Antilatency strategies aimed at virus eradication would purge the latent reservoir by inducing transcriptional activation of latent virus concomitantly with HAART [5]. Infected cells could undergo apoptosis after virus expression, and HAART would prevent infection of new cells. Antiviral immune responses might also aid in the clearance of infected cells, and prevent the spread of viral infection. Recent reports show that Lck and NFAT, but not NF-κB, are required for optimal latent virus reactivation in primary memory T cells [1]. Transcriptional reactivation is accompanied by changes in the local chromatin structure and by the recruitment of chromatin remodeling factors such as SWI/SNF [6] and histone acetyl transferases such as CBP and p300.

It has now been reported that dimethylation of H3K9 (H3K9me2) by histone methyltransferase G9a is responsible for the maintenance of HIV-1 silencing [7]. Depending on its position, the methylation of histones plays either positive or negative role in transcriptional regulation.

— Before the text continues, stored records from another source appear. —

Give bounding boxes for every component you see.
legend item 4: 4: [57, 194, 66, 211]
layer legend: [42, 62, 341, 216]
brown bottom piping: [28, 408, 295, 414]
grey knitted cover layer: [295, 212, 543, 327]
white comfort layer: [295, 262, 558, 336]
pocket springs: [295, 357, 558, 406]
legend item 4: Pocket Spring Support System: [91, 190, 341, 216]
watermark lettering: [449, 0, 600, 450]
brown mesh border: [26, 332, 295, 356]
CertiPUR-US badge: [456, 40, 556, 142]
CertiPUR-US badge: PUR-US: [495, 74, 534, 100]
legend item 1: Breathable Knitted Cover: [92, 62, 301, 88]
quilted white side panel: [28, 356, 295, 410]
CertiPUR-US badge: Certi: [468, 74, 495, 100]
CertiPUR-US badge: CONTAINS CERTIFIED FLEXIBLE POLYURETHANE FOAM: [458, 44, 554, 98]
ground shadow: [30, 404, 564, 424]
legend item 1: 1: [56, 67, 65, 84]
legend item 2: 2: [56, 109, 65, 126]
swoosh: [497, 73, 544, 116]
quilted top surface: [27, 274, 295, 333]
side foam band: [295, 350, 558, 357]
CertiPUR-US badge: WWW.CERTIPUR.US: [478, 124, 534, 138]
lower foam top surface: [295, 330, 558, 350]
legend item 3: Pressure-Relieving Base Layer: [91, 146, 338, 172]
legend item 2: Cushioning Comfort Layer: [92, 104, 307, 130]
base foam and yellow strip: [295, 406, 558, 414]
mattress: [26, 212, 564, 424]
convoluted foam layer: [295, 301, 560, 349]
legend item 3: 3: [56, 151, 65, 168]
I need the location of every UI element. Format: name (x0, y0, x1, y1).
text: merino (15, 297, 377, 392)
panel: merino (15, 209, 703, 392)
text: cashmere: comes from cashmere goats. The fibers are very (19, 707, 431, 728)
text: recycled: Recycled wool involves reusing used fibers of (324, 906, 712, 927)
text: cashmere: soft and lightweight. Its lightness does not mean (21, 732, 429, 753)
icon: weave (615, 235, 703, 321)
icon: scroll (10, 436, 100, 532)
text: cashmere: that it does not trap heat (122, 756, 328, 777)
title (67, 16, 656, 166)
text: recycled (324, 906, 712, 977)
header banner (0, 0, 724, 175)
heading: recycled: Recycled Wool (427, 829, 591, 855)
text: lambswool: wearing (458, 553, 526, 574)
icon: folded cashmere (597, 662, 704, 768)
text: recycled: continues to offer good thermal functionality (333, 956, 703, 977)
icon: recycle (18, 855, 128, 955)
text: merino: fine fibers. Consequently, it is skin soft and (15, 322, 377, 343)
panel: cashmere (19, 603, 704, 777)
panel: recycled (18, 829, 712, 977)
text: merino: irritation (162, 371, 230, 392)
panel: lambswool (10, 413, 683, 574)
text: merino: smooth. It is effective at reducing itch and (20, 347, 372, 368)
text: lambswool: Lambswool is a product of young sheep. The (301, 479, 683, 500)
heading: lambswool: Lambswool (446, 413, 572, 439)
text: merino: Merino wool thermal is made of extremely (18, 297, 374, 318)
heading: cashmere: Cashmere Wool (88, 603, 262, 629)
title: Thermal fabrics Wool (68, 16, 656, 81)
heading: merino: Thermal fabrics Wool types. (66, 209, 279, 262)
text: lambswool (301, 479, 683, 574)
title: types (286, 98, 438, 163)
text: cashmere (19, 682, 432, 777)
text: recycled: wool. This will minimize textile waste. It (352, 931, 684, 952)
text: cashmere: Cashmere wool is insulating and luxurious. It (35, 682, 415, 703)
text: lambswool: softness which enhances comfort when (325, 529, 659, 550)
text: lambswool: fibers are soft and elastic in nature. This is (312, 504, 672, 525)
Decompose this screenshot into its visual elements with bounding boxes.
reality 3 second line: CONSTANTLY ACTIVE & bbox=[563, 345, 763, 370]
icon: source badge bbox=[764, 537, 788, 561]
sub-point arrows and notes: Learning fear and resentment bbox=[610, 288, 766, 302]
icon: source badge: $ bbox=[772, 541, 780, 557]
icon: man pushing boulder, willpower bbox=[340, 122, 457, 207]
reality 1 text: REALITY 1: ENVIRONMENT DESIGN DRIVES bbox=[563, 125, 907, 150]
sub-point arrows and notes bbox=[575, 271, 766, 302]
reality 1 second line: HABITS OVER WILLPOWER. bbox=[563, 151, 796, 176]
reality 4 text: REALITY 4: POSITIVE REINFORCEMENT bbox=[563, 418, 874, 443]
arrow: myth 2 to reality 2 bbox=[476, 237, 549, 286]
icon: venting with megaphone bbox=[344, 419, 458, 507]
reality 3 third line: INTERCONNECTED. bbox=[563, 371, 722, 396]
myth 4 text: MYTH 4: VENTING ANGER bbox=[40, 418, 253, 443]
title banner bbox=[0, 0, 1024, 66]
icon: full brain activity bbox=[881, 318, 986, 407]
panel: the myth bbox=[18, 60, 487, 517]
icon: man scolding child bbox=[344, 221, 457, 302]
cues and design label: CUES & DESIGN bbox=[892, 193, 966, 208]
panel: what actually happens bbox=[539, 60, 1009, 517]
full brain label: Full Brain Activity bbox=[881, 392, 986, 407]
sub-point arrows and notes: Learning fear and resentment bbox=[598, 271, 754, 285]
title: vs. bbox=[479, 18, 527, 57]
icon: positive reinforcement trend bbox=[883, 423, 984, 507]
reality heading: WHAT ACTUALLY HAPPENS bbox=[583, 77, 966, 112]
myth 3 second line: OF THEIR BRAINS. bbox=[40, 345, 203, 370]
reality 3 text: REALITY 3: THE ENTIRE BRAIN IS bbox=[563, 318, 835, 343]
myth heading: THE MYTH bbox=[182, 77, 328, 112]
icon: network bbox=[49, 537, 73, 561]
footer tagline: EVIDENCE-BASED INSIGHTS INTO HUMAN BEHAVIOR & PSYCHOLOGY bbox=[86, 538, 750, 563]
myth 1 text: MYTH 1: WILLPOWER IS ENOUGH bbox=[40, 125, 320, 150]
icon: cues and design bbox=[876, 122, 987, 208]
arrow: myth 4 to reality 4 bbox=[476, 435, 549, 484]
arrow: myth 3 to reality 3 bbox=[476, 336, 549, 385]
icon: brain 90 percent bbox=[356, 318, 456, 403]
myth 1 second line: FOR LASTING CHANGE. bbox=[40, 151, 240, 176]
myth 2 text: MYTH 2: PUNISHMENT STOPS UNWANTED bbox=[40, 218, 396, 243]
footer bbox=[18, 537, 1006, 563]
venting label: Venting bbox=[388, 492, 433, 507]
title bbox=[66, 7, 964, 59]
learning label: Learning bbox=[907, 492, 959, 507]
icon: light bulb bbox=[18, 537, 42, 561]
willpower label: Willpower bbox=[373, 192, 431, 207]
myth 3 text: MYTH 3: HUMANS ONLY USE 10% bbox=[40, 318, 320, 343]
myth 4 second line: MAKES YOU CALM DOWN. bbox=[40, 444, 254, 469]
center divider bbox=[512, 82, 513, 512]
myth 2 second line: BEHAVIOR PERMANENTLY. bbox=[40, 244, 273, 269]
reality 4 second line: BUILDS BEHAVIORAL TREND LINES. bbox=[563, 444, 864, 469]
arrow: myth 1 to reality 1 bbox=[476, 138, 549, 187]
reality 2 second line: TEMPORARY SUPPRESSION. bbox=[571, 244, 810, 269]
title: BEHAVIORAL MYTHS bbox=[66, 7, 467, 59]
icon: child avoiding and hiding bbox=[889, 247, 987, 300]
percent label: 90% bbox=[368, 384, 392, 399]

Thus, methylation at K4 and R17 of histone H3 is generally associated with active genes, whereas trimethylation of H3 at K9 (H3K9me3) and 27 (H3K27me) has been associated with inactive genes [8]. It was also noted that H3K9me3 is a hallmark of a stable and poorly reversible transcriptional repression in comparison with H3K27me [4,8]. Although the effect of Suv39H1 on H3K9 trimethylation and silencing of HIV-1 provirus is known [3], the role of histone methylation by G9a in the maintenance of HIV-1 latency has not yet been elucidated. Since the extent of histone methylation by G9a is much greater than that of Suv39H1, it is not surprising that a specific inhibitor of G9a, BIX01294, can reactivate expression of HIV-1 from latently infected cells such as ACH-2 and OM10.1 [7].

Since G9a is known to associate with DNMT and that G9a-knockout cells revealed significantly reduced DNA methylation [9], it is possible that G9a indirectly induces DNA methylation. G9a inhibitors thus potentiate HIV-1 reactivation from latency. Elucidation of the epigenetic silencing mechanism of the HIV-1 provirus in latently infected cells is crucial for our understanding the pathophysiological process of HIV-1 infection and, particularly, for the further development of novel antiretroviral therapies.